Editor’s Note: Over the past two weeks and next week, DTN / Progressive Farmer is releasing a special series called Cybersecurity and Ag to investigate the threat posed by cyberattacks to agriculture and what farmers, ranchers and agribusinesses can do to protect yourself from high-tech criminals. This is the fifth story in the series.
Sarah Engstrom, CHS Chief Information Security Officer and Vice President, IT Security, offers practical steps anyone can take to protect their information and deter hackers.
1. EMPLOYEE MAIL. Email fraud is widespread and one of the main ways hackers can access data. Email is traditionally a “single factor” entry, meaning that username and password are all that is required to let the user in. A SECURE WAY is to use multi-factor authentication with authentication apps on cell phones or other devices.

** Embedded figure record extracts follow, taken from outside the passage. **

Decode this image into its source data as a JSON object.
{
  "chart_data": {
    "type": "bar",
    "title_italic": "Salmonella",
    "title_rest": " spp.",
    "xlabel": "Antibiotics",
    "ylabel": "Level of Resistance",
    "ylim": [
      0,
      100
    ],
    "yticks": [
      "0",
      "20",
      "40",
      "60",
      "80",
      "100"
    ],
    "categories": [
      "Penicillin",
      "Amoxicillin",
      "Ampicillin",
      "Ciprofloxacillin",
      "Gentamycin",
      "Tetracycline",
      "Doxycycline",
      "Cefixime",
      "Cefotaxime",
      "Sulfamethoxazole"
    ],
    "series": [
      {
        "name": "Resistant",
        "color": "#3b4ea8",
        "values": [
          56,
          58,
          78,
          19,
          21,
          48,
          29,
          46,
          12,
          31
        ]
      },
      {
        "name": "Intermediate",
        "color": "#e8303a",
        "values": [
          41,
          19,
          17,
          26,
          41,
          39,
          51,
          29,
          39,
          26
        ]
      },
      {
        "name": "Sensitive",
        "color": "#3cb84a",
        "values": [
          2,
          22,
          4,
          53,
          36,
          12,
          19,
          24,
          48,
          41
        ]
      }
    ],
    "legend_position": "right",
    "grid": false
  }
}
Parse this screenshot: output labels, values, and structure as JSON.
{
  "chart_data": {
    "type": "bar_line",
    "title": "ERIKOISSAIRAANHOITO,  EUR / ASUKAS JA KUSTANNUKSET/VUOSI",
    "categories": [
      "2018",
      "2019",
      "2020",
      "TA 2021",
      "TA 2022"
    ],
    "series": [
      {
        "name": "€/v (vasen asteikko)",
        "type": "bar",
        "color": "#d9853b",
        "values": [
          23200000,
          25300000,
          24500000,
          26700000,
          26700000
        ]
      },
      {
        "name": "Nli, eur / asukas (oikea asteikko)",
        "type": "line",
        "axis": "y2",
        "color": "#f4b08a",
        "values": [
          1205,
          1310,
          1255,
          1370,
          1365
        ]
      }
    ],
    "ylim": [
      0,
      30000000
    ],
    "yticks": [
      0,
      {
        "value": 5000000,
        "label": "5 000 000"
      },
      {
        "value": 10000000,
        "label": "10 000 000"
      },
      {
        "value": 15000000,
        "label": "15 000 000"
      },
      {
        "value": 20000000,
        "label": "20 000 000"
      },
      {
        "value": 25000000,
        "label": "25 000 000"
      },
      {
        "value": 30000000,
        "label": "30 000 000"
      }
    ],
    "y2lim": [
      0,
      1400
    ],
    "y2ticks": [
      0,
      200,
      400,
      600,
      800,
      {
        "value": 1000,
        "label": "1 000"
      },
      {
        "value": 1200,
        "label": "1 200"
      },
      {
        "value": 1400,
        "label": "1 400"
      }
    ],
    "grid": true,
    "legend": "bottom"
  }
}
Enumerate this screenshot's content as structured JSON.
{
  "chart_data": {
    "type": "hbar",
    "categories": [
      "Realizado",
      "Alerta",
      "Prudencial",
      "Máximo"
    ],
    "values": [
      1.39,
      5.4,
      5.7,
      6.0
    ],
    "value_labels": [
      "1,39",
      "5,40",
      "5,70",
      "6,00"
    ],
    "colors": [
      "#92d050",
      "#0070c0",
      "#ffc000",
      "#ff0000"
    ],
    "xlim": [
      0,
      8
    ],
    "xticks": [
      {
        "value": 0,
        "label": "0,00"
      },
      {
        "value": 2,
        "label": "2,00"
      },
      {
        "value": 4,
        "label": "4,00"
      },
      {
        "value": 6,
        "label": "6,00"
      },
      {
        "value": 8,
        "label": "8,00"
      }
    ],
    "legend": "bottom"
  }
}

2. EQUIPMENT HYGIENE. System updates are often released to address a security issue. The old way was to set it and forget about it when it came to technology. A SAFE WAY is to provide updates as they become available. This is known as “patching”. When a system is old and has stopped updating its major operating systems, consider replacing the device.
3. BUSINESS OWNERS NEED IT UPDATES. Assuming your data and connections are secure is a mistake in today’s environment. A SAFE WAY is to have a monthly or quarterly meeting with your company’s IT team or with any third party you share data with. Ask if they are spending money securing their platforms, whether they have been hacked, and what they are doing to ward off future threats.
4. RETHINK INSURANCE. The insurance no longer only applies to home and car. More and more claims are being asserted against insurance companies for cyber attacks and the associated damage; in some cases, insurers refuse to compensate for these losses. A SAFE WAY is for business owners to speak to insurance providers and know if they are insured for losses in the event of a hack. Those who find they are not insured for this type of loss should seek coverage that covers damage.
5. INCIDENT HANDLING TEAMS. Incident response companies are usually called in before paying a ransom to assess a hacking situation. Sometimes cyber criminals claim they stole data even though they didn’t take anything important. Maybe the whole thing is a bluff, or there is enough redundancy built in to allow a workaround. Incident response companies are overwhelmed by the increasing number of cyber attacks. You prioritize customers with existing contractual relationships. A SAFE WAY is to talk to your insurer about the incident response companies they use and recommend. Check out the cost of contracting one of these companies to be able to react faster in the event you get hacked.